Le physicien explique que la méthanisation est réputée vertueuse pour sa faible émission de gaz à effet de serre, « mais c’est faux ». « Déjà, lorsque les bâches qui couvrent les digesteurs se détériorent, vous avez une fuite de méthane. » L’Irstea nuance et explique que les risques de fuite se situent plutôt au niveau des soupapes de sécurité et des canalisations. L’enjeu est de taille car le méthane a un potentiel de réchauffement 28 fois supérieur à celui du dioxyde de carbone (CO2).

Le Groupe d’experts intergouvernemental sur l’évolution du climat (Giec) estime que le taux de fuite potentiel se situe entre 0 et 10 %, mais la faiblesse des données disponibles rend pour le moment l’évaluation délicate.

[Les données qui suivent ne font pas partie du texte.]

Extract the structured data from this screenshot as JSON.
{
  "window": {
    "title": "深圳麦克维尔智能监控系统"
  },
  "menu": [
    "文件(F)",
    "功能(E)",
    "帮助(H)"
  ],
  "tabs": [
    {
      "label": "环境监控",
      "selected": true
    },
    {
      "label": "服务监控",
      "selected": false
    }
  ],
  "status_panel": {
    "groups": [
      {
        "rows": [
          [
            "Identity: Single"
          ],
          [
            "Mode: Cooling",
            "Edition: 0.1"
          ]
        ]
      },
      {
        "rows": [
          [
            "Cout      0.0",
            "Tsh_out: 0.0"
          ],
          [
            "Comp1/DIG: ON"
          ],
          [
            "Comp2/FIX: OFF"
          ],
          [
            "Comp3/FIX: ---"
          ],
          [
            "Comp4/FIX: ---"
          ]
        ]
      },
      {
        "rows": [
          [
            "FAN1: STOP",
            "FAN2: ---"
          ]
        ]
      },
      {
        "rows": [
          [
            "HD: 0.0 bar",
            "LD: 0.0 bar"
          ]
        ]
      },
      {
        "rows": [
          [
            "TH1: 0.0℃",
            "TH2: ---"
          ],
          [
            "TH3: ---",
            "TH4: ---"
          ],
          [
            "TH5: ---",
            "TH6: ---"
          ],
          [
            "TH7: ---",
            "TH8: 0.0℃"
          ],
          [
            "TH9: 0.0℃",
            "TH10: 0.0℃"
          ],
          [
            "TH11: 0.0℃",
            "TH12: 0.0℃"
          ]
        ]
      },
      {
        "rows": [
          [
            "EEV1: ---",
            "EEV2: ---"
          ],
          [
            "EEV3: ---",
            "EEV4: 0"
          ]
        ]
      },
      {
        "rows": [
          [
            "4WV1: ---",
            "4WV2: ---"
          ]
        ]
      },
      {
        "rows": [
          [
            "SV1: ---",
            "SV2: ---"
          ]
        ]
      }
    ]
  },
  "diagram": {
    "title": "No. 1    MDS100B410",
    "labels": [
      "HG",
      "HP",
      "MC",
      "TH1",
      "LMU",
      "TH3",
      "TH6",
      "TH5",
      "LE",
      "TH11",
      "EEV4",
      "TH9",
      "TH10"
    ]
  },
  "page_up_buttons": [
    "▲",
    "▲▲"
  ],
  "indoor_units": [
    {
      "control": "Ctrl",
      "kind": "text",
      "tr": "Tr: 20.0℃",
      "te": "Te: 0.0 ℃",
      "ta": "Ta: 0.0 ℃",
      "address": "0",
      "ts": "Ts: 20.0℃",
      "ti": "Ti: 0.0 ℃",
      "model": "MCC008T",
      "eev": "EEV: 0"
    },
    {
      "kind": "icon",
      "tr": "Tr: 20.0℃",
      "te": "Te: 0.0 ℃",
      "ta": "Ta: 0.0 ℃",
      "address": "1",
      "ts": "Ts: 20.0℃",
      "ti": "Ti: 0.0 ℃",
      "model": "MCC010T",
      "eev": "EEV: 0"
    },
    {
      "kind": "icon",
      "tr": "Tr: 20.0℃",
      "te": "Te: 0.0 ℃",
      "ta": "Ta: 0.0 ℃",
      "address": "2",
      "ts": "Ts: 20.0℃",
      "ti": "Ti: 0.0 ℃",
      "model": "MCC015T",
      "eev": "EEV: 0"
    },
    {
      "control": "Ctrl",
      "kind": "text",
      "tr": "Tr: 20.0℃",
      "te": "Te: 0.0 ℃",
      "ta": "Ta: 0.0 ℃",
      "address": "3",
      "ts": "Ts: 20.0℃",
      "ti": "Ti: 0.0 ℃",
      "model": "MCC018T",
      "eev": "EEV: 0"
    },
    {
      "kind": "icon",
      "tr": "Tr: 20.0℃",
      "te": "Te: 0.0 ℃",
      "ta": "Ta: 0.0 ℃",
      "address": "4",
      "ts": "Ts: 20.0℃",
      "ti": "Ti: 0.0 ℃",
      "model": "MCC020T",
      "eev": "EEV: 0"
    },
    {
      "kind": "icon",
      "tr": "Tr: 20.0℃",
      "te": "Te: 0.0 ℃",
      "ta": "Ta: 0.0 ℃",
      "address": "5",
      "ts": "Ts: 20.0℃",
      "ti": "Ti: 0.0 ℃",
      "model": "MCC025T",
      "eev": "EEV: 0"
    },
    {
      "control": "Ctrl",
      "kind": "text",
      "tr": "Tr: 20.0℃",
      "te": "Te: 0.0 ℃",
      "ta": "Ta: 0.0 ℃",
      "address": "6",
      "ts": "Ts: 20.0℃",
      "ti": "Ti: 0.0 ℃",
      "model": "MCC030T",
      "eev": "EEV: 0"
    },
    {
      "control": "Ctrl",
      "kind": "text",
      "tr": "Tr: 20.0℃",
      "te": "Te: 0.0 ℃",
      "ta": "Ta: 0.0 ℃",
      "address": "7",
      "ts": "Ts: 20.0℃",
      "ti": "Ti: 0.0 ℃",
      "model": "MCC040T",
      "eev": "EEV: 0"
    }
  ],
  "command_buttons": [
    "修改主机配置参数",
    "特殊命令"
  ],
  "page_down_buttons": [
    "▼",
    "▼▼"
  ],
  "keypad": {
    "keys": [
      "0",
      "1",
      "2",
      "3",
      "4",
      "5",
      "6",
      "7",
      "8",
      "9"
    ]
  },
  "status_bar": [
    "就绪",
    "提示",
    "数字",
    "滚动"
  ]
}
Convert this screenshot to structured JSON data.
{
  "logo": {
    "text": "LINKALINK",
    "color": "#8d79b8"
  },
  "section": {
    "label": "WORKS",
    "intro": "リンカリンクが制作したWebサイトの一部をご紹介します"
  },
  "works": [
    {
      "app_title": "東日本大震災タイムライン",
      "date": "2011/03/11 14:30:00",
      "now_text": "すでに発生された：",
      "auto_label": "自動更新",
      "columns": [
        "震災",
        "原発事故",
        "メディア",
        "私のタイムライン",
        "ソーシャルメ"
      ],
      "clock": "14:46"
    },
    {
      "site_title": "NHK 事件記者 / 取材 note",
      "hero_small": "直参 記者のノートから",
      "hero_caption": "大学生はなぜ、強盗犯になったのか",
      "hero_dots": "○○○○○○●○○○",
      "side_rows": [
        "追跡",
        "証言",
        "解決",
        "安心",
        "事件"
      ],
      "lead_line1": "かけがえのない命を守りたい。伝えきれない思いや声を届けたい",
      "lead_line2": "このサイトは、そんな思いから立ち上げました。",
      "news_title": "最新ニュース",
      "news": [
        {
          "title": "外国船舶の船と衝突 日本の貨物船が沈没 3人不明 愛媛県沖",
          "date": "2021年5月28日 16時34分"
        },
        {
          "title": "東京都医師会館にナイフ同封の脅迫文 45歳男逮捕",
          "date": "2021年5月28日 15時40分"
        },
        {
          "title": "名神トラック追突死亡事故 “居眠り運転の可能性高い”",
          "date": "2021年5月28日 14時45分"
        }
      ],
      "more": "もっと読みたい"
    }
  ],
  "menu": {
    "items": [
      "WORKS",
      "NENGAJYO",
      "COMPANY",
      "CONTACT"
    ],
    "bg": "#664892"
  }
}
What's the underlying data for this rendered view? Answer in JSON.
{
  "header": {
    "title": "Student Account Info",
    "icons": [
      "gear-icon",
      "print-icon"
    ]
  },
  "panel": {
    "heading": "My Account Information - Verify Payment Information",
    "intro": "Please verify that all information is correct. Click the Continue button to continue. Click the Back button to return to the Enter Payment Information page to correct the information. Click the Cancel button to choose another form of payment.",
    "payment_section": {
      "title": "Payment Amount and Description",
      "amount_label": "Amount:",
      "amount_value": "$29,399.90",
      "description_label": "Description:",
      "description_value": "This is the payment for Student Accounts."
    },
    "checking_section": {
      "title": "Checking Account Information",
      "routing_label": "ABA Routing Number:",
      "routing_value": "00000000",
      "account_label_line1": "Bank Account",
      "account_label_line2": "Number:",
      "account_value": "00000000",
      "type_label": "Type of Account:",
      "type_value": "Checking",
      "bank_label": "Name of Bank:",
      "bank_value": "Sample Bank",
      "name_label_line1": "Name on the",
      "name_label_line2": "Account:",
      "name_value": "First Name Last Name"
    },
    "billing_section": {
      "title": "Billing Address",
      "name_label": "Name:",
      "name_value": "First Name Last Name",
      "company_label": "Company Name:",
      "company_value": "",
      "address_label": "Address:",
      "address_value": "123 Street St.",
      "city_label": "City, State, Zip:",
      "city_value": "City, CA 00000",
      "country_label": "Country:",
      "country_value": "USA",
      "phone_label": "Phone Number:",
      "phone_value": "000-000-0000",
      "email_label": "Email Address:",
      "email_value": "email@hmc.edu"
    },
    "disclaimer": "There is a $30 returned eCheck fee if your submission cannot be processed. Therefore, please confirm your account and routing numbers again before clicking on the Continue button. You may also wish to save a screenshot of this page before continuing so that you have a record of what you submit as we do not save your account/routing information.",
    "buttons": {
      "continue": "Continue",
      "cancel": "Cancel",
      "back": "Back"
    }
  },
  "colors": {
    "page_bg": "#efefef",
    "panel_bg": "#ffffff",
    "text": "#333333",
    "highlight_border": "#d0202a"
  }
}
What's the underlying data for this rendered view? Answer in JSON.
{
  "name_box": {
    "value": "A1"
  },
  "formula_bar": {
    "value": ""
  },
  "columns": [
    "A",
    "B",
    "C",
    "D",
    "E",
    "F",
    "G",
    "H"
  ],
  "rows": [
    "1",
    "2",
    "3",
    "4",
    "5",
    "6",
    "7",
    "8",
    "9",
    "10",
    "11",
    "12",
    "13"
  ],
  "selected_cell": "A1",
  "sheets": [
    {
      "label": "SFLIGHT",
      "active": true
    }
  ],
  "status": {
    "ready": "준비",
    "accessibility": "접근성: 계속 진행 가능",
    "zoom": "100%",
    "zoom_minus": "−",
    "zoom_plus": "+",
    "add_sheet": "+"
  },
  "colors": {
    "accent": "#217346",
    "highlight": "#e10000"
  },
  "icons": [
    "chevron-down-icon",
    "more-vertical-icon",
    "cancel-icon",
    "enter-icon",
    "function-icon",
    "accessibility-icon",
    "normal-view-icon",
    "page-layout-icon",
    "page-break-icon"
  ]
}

Mais ce qui préoccupe le plus Daniel Chateigner, c’est le protoxyde d’azote. « Le digestat est très volatil, l’ammoniac se disperse très facilement dans l’air. A son contact, il s’oxyde et va développer du protoxyde d’azote, un gaz à effet de serre 300 fois plus puissant que le CO2. »( Le N2O à forte dose, entraîne l’euphorie et des troubles de la perception visuelle et auditive. Il possède un effet sédatif, et provoque également vertiges, angoisse, troubles digestifs (nausées, vomissements). Enfin, il peut entraîner des troubles neurologiques (tremblements, coordination des mouvements). ) À cela s’ajoute, l’apparition de l’oxyde d’azote, un polluant pris en compte dans les mesures actuelles de la pollution de l’air. Mais aussi, le développement de particules fines.

Pour éviter ces problèmes dus à la volatilité du digestat, certaines mesures sont déjà en vigueur. « Nous recommandons de couvrir les fosses de stockage de digestat, explique Hervé Gorius, conseiller technique la chambre d’agriculture de Bretagne, et d’utiliser des pendillards pour épandre le digestat sur les terres au ras du sol, et éviter ainsi une dispersion. » Des mesures que les chercheurs du CSNM jugent insuffisantes.